Study Rationale:
Parkinson’s Disease (PD) patients have difficulty in key components of cognition, such as the ability to estimate time intervals as well as learn from negative outcomes. Preclinical models of PD indicate that timing and other cognitive impairments result from the loss of dopamine neurons in an underappreciated PD-affected brain region (ventral tegmental area, VTA). Different types of VTA dopamine neurons exist and we will identify the specific dopamine cell-types and their brain pathways that control PD cognitive symptoms.
Hypothesis:
PD results in the loss of a specific type of VTA dopamine neuron sensitive to timing and aversive events, leading to imbalanced dopamine signals from a surviving, differently sensitive type of VTA dopamine neuron. Our hypothesis is that rebalancing VTA dopamine cell-type and network-related signals will rescue PD cognitive symptoms.
Study Design:
In human patients and preclinical models of PD, we will identify how dopamine cell-types and dopamine receiving neurons across VTA networks are altered in cognition-related signals as well as physiologically and genetically altered in PD models.

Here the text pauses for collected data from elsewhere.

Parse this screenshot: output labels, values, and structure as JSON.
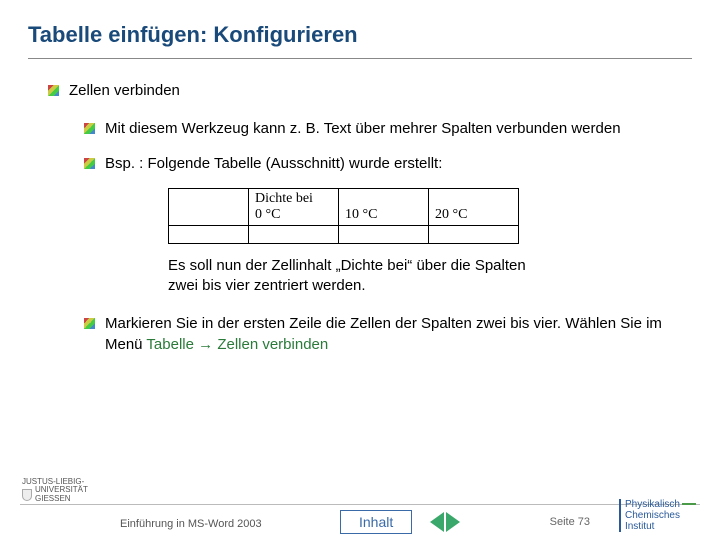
{
  "title": "Tabelle einfügen: Konfigurieren",
  "bullets": {
    "b1": "Zellen verbinden",
    "b2": "Mit diesem Werkzeug kann z. B. Text über mehrer Spalten verbunden werden",
    "b3": "Bsp. : Folgende Tabelle (Ausschnitt) wurde erstellt:",
    "b4_prefix": "Markieren Sie in der ersten Zeile die Zellen der Spalten zwei bis vier. Wählen Sie im Menü ",
    "b4_menu1": "Tabelle",
    "b4_arrow": " → ",
    "b4_menu2": "Zellen verbinden"
  },
  "table": {
    "r1c2a": "Dichte bei",
    "r1c2b": "0 °C",
    "r1c3": "10 °C",
    "r1c4": "20 °C"
  },
  "note": "Es soll nun der Zellinhalt „Dichte bei“ über die Spalten zwei bis vier zentriert werden.",
  "footer": {
    "uni1": "JUSTUS-LIEBIG-",
    "uni2": "UNIVERSITÄT",
    "uni3": "GIESSEN",
    "lecture": "Einführung in MS-Word 2003",
    "inhalt": "Inhalt",
    "page": "Seite 73",
    "inst1": "Physikalisch",
    "inst2": "Chemisches",
    "inst3": "Institut"
  }
}
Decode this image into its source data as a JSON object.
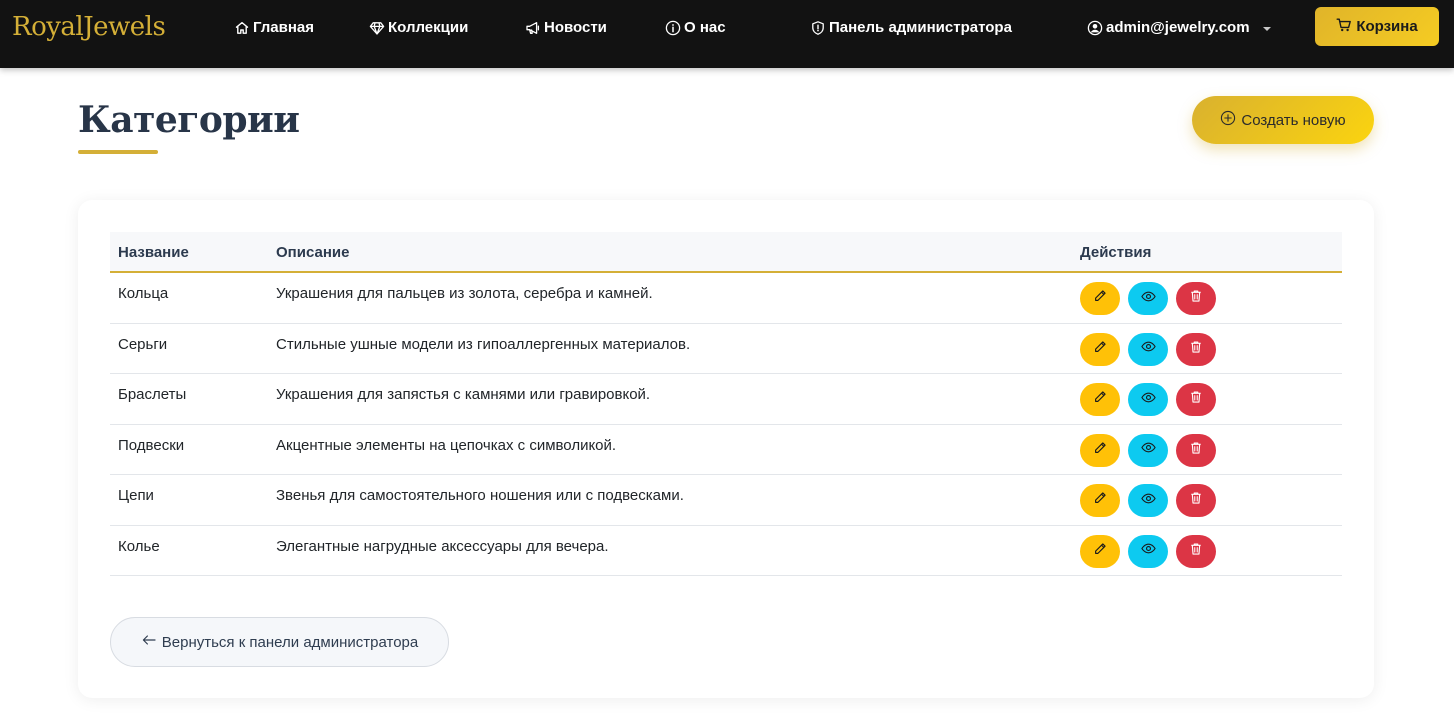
{
  "navbar": {
    "brand": "RoyalJewels",
    "links": {
      "home": "Главная",
      "collections": "Коллекции",
      "news": "Новости",
      "about": "О нас",
      "admin": "Панель администратора"
    },
    "user_email": "admin@jewelry.com",
    "cart_label": "Корзина"
  },
  "header": {
    "title": "Категории",
    "create_label": "Создать новую"
  },
  "table": {
    "columns": {
      "name": "Название",
      "description": "Описание",
      "actions": "Действия"
    },
    "rows": [
      {
        "name": "Кольца",
        "description": "Украшения для пальцев из золота, серебра и камней."
      },
      {
        "name": "Серьги",
        "description": "Стильные ушные модели из гипоаллергенных материалов."
      },
      {
        "name": "Браслеты",
        "description": "Украшения для запястья с камнями или гравировкой."
      },
      {
        "name": "Подвески",
        "description": "Акцентные элементы на цепочках с символикой."
      },
      {
        "name": "Цепи",
        "description": "Звенья для самостоятельного ношения или с подвесками."
      },
      {
        "name": "Колье",
        "description": "Элегантные нагрудные аксессуары для вечера."
      }
    ],
    "action_icons": [
      "pencil-icon",
      "eye-icon",
      "trash-icon"
    ]
  },
  "footer": {
    "back_label": "Вернуться к панели администратора"
  },
  "colors": {
    "navbar_bg": "#121212",
    "brand_gold": "#d4af37",
    "accent_yellow": "#ffc107",
    "info_cyan": "#0dcaf0",
    "danger_red": "#dc3545",
    "title_navy": "#283548"
  }
}
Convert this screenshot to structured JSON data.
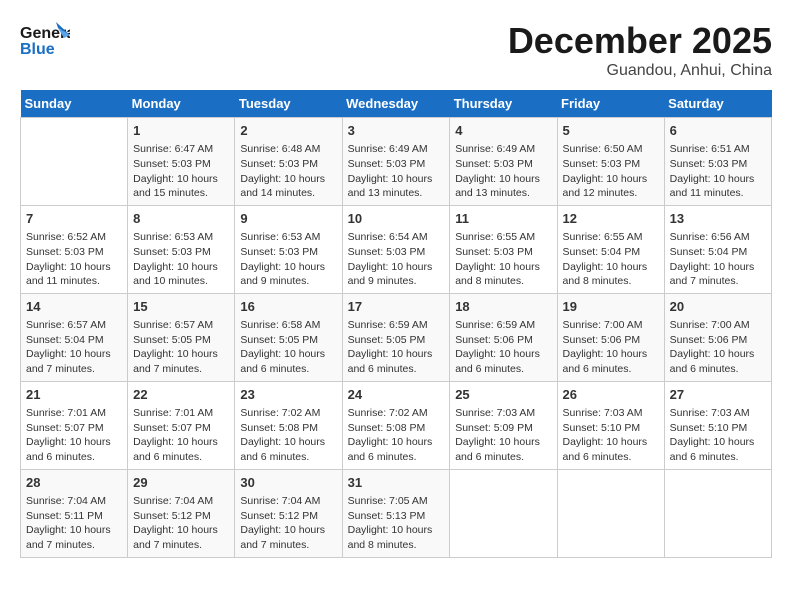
{
  "header": {
    "logo_line1": "General",
    "logo_line2": "Blue",
    "month": "December 2025",
    "location": "Guandou, Anhui, China"
  },
  "days_of_week": [
    "Sunday",
    "Monday",
    "Tuesday",
    "Wednesday",
    "Thursday",
    "Friday",
    "Saturday"
  ],
  "weeks": [
    [
      {
        "day": "",
        "info": ""
      },
      {
        "day": "1",
        "info": "Sunrise: 6:47 AM\nSunset: 5:03 PM\nDaylight: 10 hours\nand 15 minutes."
      },
      {
        "day": "2",
        "info": "Sunrise: 6:48 AM\nSunset: 5:03 PM\nDaylight: 10 hours\nand 14 minutes."
      },
      {
        "day": "3",
        "info": "Sunrise: 6:49 AM\nSunset: 5:03 PM\nDaylight: 10 hours\nand 13 minutes."
      },
      {
        "day": "4",
        "info": "Sunrise: 6:49 AM\nSunset: 5:03 PM\nDaylight: 10 hours\nand 13 minutes."
      },
      {
        "day": "5",
        "info": "Sunrise: 6:50 AM\nSunset: 5:03 PM\nDaylight: 10 hours\nand 12 minutes."
      },
      {
        "day": "6",
        "info": "Sunrise: 6:51 AM\nSunset: 5:03 PM\nDaylight: 10 hours\nand 11 minutes."
      }
    ],
    [
      {
        "day": "7",
        "info": "Sunrise: 6:52 AM\nSunset: 5:03 PM\nDaylight: 10 hours\nand 11 minutes."
      },
      {
        "day": "8",
        "info": "Sunrise: 6:53 AM\nSunset: 5:03 PM\nDaylight: 10 hours\nand 10 minutes."
      },
      {
        "day": "9",
        "info": "Sunrise: 6:53 AM\nSunset: 5:03 PM\nDaylight: 10 hours\nand 9 minutes."
      },
      {
        "day": "10",
        "info": "Sunrise: 6:54 AM\nSunset: 5:03 PM\nDaylight: 10 hours\nand 9 minutes."
      },
      {
        "day": "11",
        "info": "Sunrise: 6:55 AM\nSunset: 5:03 PM\nDaylight: 10 hours\nand 8 minutes."
      },
      {
        "day": "12",
        "info": "Sunrise: 6:55 AM\nSunset: 5:04 PM\nDaylight: 10 hours\nand 8 minutes."
      },
      {
        "day": "13",
        "info": "Sunrise: 6:56 AM\nSunset: 5:04 PM\nDaylight: 10 hours\nand 7 minutes."
      }
    ],
    [
      {
        "day": "14",
        "info": "Sunrise: 6:57 AM\nSunset: 5:04 PM\nDaylight: 10 hours\nand 7 minutes."
      },
      {
        "day": "15",
        "info": "Sunrise: 6:57 AM\nSunset: 5:05 PM\nDaylight: 10 hours\nand 7 minutes."
      },
      {
        "day": "16",
        "info": "Sunrise: 6:58 AM\nSunset: 5:05 PM\nDaylight: 10 hours\nand 6 minutes."
      },
      {
        "day": "17",
        "info": "Sunrise: 6:59 AM\nSunset: 5:05 PM\nDaylight: 10 hours\nand 6 minutes."
      },
      {
        "day": "18",
        "info": "Sunrise: 6:59 AM\nSunset: 5:06 PM\nDaylight: 10 hours\nand 6 minutes."
      },
      {
        "day": "19",
        "info": "Sunrise: 7:00 AM\nSunset: 5:06 PM\nDaylight: 10 hours\nand 6 minutes."
      },
      {
        "day": "20",
        "info": "Sunrise: 7:00 AM\nSunset: 5:06 PM\nDaylight: 10 hours\nand 6 minutes."
      }
    ],
    [
      {
        "day": "21",
        "info": "Sunrise: 7:01 AM\nSunset: 5:07 PM\nDaylight: 10 hours\nand 6 minutes."
      },
      {
        "day": "22",
        "info": "Sunrise: 7:01 AM\nSunset: 5:07 PM\nDaylight: 10 hours\nand 6 minutes."
      },
      {
        "day": "23",
        "info": "Sunrise: 7:02 AM\nSunset: 5:08 PM\nDaylight: 10 hours\nand 6 minutes."
      },
      {
        "day": "24",
        "info": "Sunrise: 7:02 AM\nSunset: 5:08 PM\nDaylight: 10 hours\nand 6 minutes."
      },
      {
        "day": "25",
        "info": "Sunrise: 7:03 AM\nSunset: 5:09 PM\nDaylight: 10 hours\nand 6 minutes."
      },
      {
        "day": "26",
        "info": "Sunrise: 7:03 AM\nSunset: 5:10 PM\nDaylight: 10 hours\nand 6 minutes."
      },
      {
        "day": "27",
        "info": "Sunrise: 7:03 AM\nSunset: 5:10 PM\nDaylight: 10 hours\nand 6 minutes."
      }
    ],
    [
      {
        "day": "28",
        "info": "Sunrise: 7:04 AM\nSunset: 5:11 PM\nDaylight: 10 hours\nand 7 minutes."
      },
      {
        "day": "29",
        "info": "Sunrise: 7:04 AM\nSunset: 5:12 PM\nDaylight: 10 hours\nand 7 minutes."
      },
      {
        "day": "30",
        "info": "Sunrise: 7:04 AM\nSunset: 5:12 PM\nDaylight: 10 hours\nand 7 minutes."
      },
      {
        "day": "31",
        "info": "Sunrise: 7:05 AM\nSunset: 5:13 PM\nDaylight: 10 hours\nand 8 minutes."
      },
      {
        "day": "",
        "info": ""
      },
      {
        "day": "",
        "info": ""
      },
      {
        "day": "",
        "info": ""
      }
    ]
  ]
}
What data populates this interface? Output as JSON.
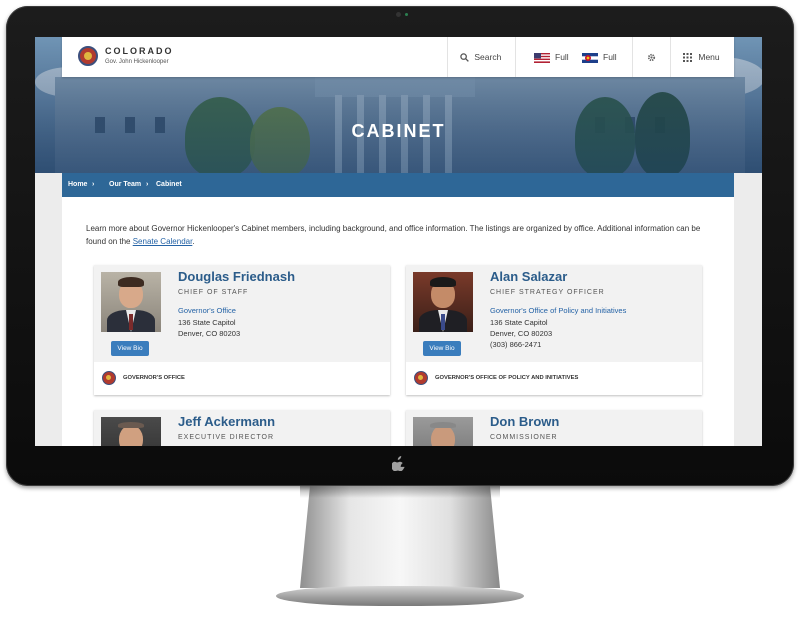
{
  "header": {
    "brand": "COLORADO",
    "brand_sub": "Gov. John Hickenlooper",
    "search_label": "Search",
    "lang_en_label": "Full",
    "lang_co_label": "Full",
    "menu_label": "Menu",
    "icons": [
      "search-icon",
      "us-flag-icon",
      "colorado-flag-icon",
      "gear-icon",
      "grid-menu-icon"
    ]
  },
  "hero": {
    "title": "CABINET"
  },
  "breadcrumb": {
    "items": [
      "Home",
      "Our Team",
      "Cabinet"
    ],
    "separator": "›"
  },
  "intro": {
    "text_before": "Learn more about Governor Hickenlooper's Cabinet members, including background, and office information. The listings are organized by office. Additional information can be found on the ",
    "link": "Senate Calendar",
    "text_after": "."
  },
  "cards": [
    {
      "name": "Douglas Friednash",
      "title": "CHIEF OF STAFF",
      "office": "Governor's Office",
      "address_lines": [
        "136 State Capitol",
        "Denver, CO 80203"
      ],
      "button": "View Bio",
      "footer": "GOVERNOR'S OFFICE"
    },
    {
      "name": "Alan Salazar",
      "title": "CHIEF STRATEGY OFFICER",
      "office": "Governor's Office of Policy and Initiatives",
      "address_lines": [
        "136 State Capitol",
        "Denver, CO 80203",
        "(303) 866-2471"
      ],
      "button": "View Bio",
      "footer": "GOVERNOR'S OFFICE OF POLICY AND INITIATIVES"
    },
    {
      "name": "Jeff Ackermann",
      "title": "EXECUTIVE DIRECTOR"
    },
    {
      "name": "Don Brown",
      "title": "COMMISSIONER"
    }
  ],
  "colors": {
    "link_blue": "#2563a6",
    "name_blue": "#2b5c8a",
    "breadcrumb_bg": "#2e6797",
    "button_bg": "#3a7dbd"
  }
}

In a series of experiments using different intervention strategies, we will reverse PD-induced cognitive symptoms in preclinical models by rebalancing VTA dopamine cell-type and pathway specific cognitive signals.
Impact on Diagnosis/Treatment of Parkinson’s disease:
Our research will 1) broaden attention to how PD affects cognition and its regulation by VTA; 2) pinpoint the specific dopamine cell-types, networks, and modifications to rescue cognitive symptoms; 3) test strategies for eventual human intervention; and 4) develop a computational model to predict optimal intervention strategies based on heterogeneous cognitive symptoms.
Next Steps for Development:
If successful, we will 1) extend our intervention strategies in other preclinical PD models before eventual human trials and 2) expand our computational models to additional patients in order to predict optimal cell-type and pathway specific interventions.